The confusion matrix of the stacking model with recursive feature elimination and cross-validation has been illustrated in Figure 17. The 105 instances of NEC out of 105, the 123 instances of PA out of 127, the 158 instances of RDS out of 163, and the 171 instances of sepsis out of 180 have been correctly classified. There are very few wrongly classified instances.

The stratified 10-fold cross-validation with recursive feature elimination evaluation result of SVM, RF, XGB, and stacking is shown in Table 6. Stacking’s score is the highest in the following four performance matrices: precision, recall, F1-score, and accuracy.

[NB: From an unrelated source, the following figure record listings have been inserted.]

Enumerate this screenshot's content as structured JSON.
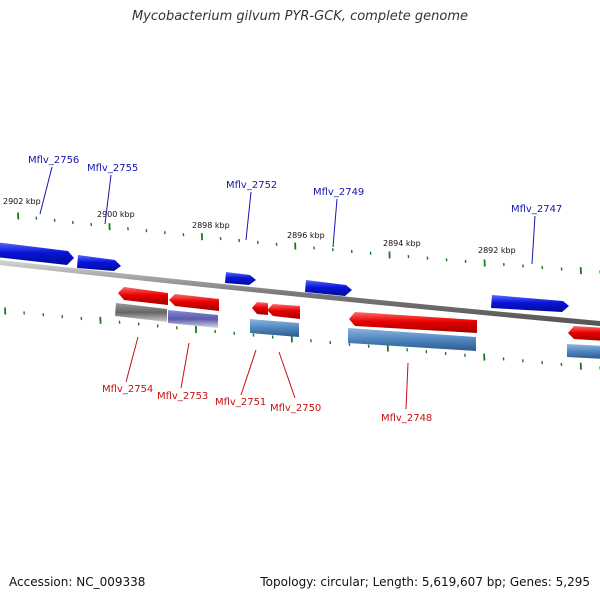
{
  "title": "Mycobacterium gilvum PYR-GCK, complete genome",
  "footer": {
    "accession": "Accession: NC_009338",
    "summary": "Topology: circular; Length: 5,619,607 bp; Genes: 5,295"
  },
  "colors": {
    "forward_gene": "#0a14d8",
    "reverse_gene": "#e00000",
    "forward_label": "#1515b0",
    "reverse_label": "#c81010",
    "tick": "#1a7a1a",
    "backbone": "#888888",
    "cds_blue": "#4f86c0",
    "cds_grey": "#6a6a6a",
    "cds_lavender": "#6f6fb8"
  },
  "ruler_labels": [
    "2902 kbp",
    "2900 kbp",
    "2898 kbp",
    "2896 kbp",
    "2894 kbp",
    "2892 kbp"
  ],
  "forward_genes": [
    {
      "label": "Mflv_2756"
    },
    {
      "label": "Mflv_2755"
    },
    {
      "label": "Mflv_2752"
    },
    {
      "label": "Mflv_2749"
    },
    {
      "label": "Mflv_2747"
    }
  ],
  "reverse_genes": [
    {
      "label": "Mflv_2754"
    },
    {
      "label": "Mflv_2753"
    },
    {
      "label": "Mflv_2751"
    },
    {
      "label": "Mflv_2750"
    },
    {
      "label": "Mflv_2748"
    }
  ]
}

It outperformed three models in all performance matrices.

Although direct comparisons are difficult due to dataset differences, population differences, and other differences, we identified that the developed stacking model has better performance when compared to the results of previous works, as shown in Table 7.

One of the main results is the improved performance of the machine learning model by combining base models, known as stacking. Different experiments have been carried out to improve predictive performance. The APGAR score, CRP (C-reactive protein), resuscitate, LLVW (low lung volume and whiteout), ICSCR (intercostal subcostal retractions), blood cultures, SpO2 (oxygen saturation), GA (gestational age), WBC (white blood cells), seizures, RR (respiratory rate), weight, and grunting are the major features used to predict neonatal diseases. The stacking model outperforms three base models; Random Forest, Support Vector Machine, and XGB, with and without feature selection. Models with RFECV perform better than models with original features. The stacking model’s accuracy, precision, recall, and f1-score are 97.04%, 97.21%, 97.38%, and 97.30%, respectively.

5. Conclusion

Deaths caused by neonatal diseases are a significant global contributor to underfive mortality. There are advancements to combat the challenge, including an enhanced understanding of the pathophysiology of the diseases and technological assistance for diagnosis and treatment. But the improvement is limited. The similarity of disease symptoms, which may lead to misdiagnosis, and the inability of early diagnosis for timely intervention are among the factors contributing to limited success. Neonatal disease is a major child health challenge in resource-limited countries like Ethiopia. In Ethiopia, neonatal mortality accounts for 43.3% of underfive mortality, which indicates that it has to get adequate attention and prioritization to sustain the intended progress in the reduction of child mortality. Early detection of neonatal diseases is believed to have an important contribution. In this study, the main aim was to detect and classify four major neonatal diseases (NEC, PA, RDS, and sepsis) using machine learning techniques. The data was gathered at Asella Compressive Hospital in Oromia, Ethiopia. It has 2298 instances and 20 features. Different preprocessing techniques have been applied to the dataset, including handling missing values with mean imputation, standard scaling, converting categorical features with label encoders, and class balancing. Further, recursive feature elimination with cross-validation has been applied to choose a relevant set of features. Then, modeling has been carried out using four machine learning models, such as stacking, RF, XGB, and SVM, with stratified 10-fold cross-validation. The performance evaluation showed that stacking with RFECV feature selection outperformed the other models with an accuracy of 97.04%. We believe that this will be useful for accurate diagnosis and early detection of neonatal diseases.

Data Availability

All the data related to this study will be provided upon request to the corresponding author.

Conflicts of Interest

The authors declare that they do not have any conflicts of interest.